Eine lustige Geschichte aus Oeslau (heute Stadt Rödental)
um die Zeit vor dem 1. Weltkrieg
Zwiebelrispen
Foto: Archiv © Ulrich Göpfert
Der Ernst war im Annawerk – wie man um die Zeit vor dem Ersten Weltkrieg allgemeinverständlich sagte beim Geith – beschäftigt.

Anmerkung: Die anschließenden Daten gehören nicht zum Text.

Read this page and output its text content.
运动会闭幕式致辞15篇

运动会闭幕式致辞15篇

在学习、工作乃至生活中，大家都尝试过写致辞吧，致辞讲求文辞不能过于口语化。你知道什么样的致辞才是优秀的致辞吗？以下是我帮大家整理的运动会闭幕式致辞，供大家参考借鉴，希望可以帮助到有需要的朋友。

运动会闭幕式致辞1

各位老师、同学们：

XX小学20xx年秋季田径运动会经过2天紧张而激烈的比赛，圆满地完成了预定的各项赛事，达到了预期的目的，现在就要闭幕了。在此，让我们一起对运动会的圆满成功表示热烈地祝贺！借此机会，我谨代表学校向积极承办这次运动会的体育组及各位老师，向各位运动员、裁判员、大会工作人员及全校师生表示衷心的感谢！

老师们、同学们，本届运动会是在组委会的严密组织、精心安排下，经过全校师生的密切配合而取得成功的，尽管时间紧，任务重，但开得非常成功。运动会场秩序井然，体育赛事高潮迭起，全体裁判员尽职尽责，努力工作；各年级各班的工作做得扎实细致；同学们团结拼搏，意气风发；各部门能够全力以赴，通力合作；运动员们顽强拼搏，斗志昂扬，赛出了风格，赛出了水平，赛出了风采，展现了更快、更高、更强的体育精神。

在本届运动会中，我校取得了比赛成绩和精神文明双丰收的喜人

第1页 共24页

Es gab seinerzeit noch keinen freien Sonnabend; jeden Werktag wurde von früh 6 Uhr bis abends 18 Uhr gearbeitet und die einstündige Mittagspause haben die Männer zum Ausruhen gebraucht.
Die Ehefrauen haben das eingesehen und die Mehrzahl hat „Essen getragen“, d. h. fertig gekochte Mittagessen in einem Blechgefäß in den Kantinenraum gebracht, wo sich die Männer während der Mittagspause meist aufhielten.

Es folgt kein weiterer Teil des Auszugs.